Much like Tolkien, I find a lot of cellar doors in Russian, and here is that passage по-русски (po-russki):
Нельзя было глядеть без участия на их взаимную любовь. Они никогда не говорили друг другу ты, но всегда вы; вы, Афанасий Иванович; вы, Пульхерия Ивановна.
«Это вы продавили стул, Афанасий Иванович?» — «Ничего, не сердитесь, Пульхерия Ивановна: это я».
No transliteration really can adequately capture the sound of ты and вы from where I sit. It's like "tee" and "vee", but here's a little video about how to pronounce that second letter which kinda looks like 61 (called 'yery'). It's probably my favorite Russian vocalization, really the quintessential "world-weariness" the language projects.
Anyway, I highlight this because it's a great example of the T-V distinction that modern English lacks. One place you might have still heard thee/thou used after about 1800 was in Quaker households. This peculiar affectation was part of the Friends' so-called "plain speech" that carried through even into the 20th century.
As historian and author Al Southwick (who died a few months back at 100) recalled in January:
[M]y mother one day announced that we henceforth would use the Quaker plain speech when talking to members of the family. And we did. It was “thee”, “thy”, and “thine” when we talked to our parents or siblings from then on. My letters home during World War II invariably used the plain speech, much to the amusement of later readers. It seems funny even to me now to read what I wrote to my mother in 1942-45. – “I got thy last letter. Did thee know that Nathan (my brother in the Army) was transferred to Manila?”
I had thought the plain speech we used was just a curiosity – a quirk of those early Quakers in England. But a syndicated article by a historian, Teresa M..Bejan, sheds light on a long controversy on English pronouns. Pronouns, she says, are “the most political parts of speech in English.” We can think of the current controversy over “they” and “their” when we default from the feminine.
Back to 17th Century England, when just about everything had a political impact. When George Fox, founder of the Quaker movement, ruled that his followers would use the plain speech, he was making a political statement. “Thee” and “thou’ used instead of “you” was a slap at those who had the pretense of higher social class. Fox would have none of it. He regarded “you” as a sign of pride, a sin in Quaker eyes.

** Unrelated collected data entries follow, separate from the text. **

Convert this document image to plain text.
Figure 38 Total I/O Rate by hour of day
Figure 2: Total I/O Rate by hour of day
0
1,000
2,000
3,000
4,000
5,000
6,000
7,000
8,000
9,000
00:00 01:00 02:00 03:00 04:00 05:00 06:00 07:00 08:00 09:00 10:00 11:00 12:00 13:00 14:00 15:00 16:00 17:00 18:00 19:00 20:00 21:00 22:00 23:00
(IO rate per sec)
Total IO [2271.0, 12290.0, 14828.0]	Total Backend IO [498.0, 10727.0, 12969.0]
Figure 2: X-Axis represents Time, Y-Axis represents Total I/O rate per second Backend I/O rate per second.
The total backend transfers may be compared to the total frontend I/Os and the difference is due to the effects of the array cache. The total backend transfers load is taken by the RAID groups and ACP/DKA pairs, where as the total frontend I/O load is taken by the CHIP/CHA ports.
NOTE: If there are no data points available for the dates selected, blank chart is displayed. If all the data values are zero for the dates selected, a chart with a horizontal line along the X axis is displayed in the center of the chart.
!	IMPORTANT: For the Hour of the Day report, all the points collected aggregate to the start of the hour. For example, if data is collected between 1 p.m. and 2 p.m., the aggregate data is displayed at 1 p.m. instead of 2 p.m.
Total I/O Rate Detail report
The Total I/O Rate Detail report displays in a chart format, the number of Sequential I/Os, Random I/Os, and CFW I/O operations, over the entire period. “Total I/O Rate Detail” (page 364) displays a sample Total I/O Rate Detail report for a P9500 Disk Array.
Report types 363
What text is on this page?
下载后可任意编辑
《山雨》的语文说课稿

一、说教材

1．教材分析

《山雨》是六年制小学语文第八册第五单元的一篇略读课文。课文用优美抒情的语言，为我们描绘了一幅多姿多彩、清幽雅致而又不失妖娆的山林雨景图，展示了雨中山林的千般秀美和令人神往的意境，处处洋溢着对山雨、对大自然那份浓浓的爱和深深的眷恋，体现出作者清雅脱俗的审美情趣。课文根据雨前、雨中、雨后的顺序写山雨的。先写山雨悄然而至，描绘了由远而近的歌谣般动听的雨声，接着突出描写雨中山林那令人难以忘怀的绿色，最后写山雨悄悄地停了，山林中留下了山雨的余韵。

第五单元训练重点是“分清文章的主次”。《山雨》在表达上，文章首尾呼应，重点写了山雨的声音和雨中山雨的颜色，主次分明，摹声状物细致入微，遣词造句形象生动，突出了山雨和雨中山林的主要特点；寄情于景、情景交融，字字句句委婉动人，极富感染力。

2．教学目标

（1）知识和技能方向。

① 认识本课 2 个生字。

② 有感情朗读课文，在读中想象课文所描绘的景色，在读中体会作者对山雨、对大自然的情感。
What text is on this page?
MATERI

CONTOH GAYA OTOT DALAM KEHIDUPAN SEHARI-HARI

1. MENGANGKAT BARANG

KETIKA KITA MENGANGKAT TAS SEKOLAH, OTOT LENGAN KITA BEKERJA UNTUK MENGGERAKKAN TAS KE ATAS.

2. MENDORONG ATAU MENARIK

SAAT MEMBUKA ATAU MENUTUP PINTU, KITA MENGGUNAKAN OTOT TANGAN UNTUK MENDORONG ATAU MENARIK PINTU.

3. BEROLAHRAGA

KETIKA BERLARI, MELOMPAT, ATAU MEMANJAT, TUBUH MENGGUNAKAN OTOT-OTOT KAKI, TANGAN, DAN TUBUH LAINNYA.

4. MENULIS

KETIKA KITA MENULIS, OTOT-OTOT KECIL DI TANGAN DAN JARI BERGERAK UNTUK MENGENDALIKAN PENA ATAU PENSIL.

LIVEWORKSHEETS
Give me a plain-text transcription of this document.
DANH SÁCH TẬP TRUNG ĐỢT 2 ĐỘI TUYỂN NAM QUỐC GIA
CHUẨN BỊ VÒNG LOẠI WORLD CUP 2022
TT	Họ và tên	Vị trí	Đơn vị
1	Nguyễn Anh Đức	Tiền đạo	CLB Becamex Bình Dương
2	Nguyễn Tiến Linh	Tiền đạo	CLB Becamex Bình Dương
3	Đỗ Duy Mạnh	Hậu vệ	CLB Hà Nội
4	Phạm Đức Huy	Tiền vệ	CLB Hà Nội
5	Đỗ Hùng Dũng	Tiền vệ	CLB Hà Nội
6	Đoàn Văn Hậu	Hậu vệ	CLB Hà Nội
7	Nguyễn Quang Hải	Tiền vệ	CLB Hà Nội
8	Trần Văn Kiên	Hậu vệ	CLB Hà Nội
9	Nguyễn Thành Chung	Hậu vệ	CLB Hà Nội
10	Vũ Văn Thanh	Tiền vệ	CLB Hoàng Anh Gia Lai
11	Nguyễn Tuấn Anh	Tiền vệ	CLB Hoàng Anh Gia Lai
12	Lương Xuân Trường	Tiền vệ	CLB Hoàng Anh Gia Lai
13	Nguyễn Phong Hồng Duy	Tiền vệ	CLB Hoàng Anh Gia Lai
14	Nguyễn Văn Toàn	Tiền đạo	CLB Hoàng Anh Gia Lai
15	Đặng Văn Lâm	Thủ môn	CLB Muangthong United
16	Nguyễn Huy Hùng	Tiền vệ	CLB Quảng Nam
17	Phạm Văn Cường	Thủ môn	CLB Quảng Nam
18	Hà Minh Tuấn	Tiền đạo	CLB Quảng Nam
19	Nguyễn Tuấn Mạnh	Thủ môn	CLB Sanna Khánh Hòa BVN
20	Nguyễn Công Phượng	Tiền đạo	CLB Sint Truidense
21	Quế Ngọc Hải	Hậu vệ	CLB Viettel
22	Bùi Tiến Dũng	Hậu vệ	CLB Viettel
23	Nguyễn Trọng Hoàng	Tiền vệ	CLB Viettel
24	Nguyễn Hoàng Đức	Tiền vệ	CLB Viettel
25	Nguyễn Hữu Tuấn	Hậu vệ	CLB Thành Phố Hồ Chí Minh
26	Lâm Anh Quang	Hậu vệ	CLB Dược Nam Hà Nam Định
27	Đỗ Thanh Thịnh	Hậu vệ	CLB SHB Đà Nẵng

To quote Ms. Bejan “As one early Quaker explained, if a man of lower status came to speak to a wealthy man. He must you the rich man, but the rich man will thou him."
The Quakers refused to play that game just as they refused to doff their hats to their “betters.” William Penn, the Quaker founder of Pennsylvania, is said to have believed that the use of “you” was a form of idolatry. I am beginning to understand why my forbears were in so much trouble with the authorities. When they used thee and thou, they were making a political statement. – an egalitarian social protest.
That great pronoun battle reminds of the one we are having right now, with all the gender confusion across the land. When we don’t know a person’s gender, we customarily default to the masculine – “he/him”, not “she/her.” Does that show prejudice? Gender activists are promoting gender-inclusive pronouns, such as “they/their instead of “he/him. They argue that if people have the right to choose their gender, they should have the right to choose their own pronouns.
Right? Just one of many reasons I love language, and its evolution, and why I include my pronouns even in my corporate email signature.
In conclusion: language has always been political, and about social structures and control, значит?